Diabetes Health

Your Workplace May Help Improve your Blood Sugars

Occupational therapy seeks to understand the nature of a person’s occupation and focuses on matters that may affect his performance in the workplace. It emphasises on finding solutions to everyday challenges at work to improve the output of an employee, for example, coping with stress, trauma, injury or disability at work. A recent research study, the REAL (Resilient, Empowered Active Living) Diabetes study conducted in South California has shown that occupational therapy can improve blood sugar levels and compliance to Diabetes management among young adults with Diabetes. The study has been published in the journal Diabetes Care.
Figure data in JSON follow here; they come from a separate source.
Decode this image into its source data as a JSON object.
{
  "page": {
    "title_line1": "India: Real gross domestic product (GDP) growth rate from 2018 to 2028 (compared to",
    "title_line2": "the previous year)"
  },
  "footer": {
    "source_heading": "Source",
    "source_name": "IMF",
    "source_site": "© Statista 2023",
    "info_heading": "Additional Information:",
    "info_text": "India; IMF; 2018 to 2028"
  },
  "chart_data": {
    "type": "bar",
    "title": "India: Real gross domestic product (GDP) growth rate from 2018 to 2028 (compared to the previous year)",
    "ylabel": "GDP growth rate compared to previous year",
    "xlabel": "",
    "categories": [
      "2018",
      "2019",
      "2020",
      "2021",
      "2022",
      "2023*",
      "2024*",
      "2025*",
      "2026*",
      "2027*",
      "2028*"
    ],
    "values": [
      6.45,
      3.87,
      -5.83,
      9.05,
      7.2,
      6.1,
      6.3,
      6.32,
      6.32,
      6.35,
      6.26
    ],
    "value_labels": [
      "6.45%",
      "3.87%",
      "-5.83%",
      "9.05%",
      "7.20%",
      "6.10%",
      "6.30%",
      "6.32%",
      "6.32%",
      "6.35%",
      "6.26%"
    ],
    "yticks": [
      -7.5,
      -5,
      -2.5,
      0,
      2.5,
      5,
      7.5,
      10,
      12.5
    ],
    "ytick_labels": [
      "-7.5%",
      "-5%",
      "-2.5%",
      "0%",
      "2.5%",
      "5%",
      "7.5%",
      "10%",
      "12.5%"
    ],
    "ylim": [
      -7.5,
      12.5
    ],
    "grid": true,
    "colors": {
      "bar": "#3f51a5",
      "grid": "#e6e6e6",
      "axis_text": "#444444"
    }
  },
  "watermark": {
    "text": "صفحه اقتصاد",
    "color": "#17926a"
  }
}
The study was conducted on 81 young adults between the age of 20 and 30 years and who have Type 2 Diabetes. Their HbA1c levels were found to be 10 per cent at the beginning of the study. The participants were divided into two groups – control and intervention groups. The intervention group was provided professional guidance for six months with regards to discussing their condition at the workplace, checking blood sugar levels at the office and outside and discussing and managing their medical cost with their close ones. They were also provided with customised study material to find solutions for tackling Diabetes in the workplace. The control group was provided with a standardised study material and bi-weekly phone calls for six months to follow-up on their progress.

The study has shown that the blood sugar levels showed more improvement in the intervention group than in the control group. The study has also found that there was increased compliance in the intervention group regarding blood sugar monitoring than in the control group. Young adults with Diabetes face different challenges in managing chronic conditions such as Diabetes. Medical cost of Diabetes management in a social setting and access to specialised care further affect the health outcomes in young people with Diabetes. The study has concluded that results are better when young people are counseled and motivated to better manage their health conditions in a workplace. Further studies are being carried to see the long term efficacy of occupational therapy in managing Diabetes in large groups.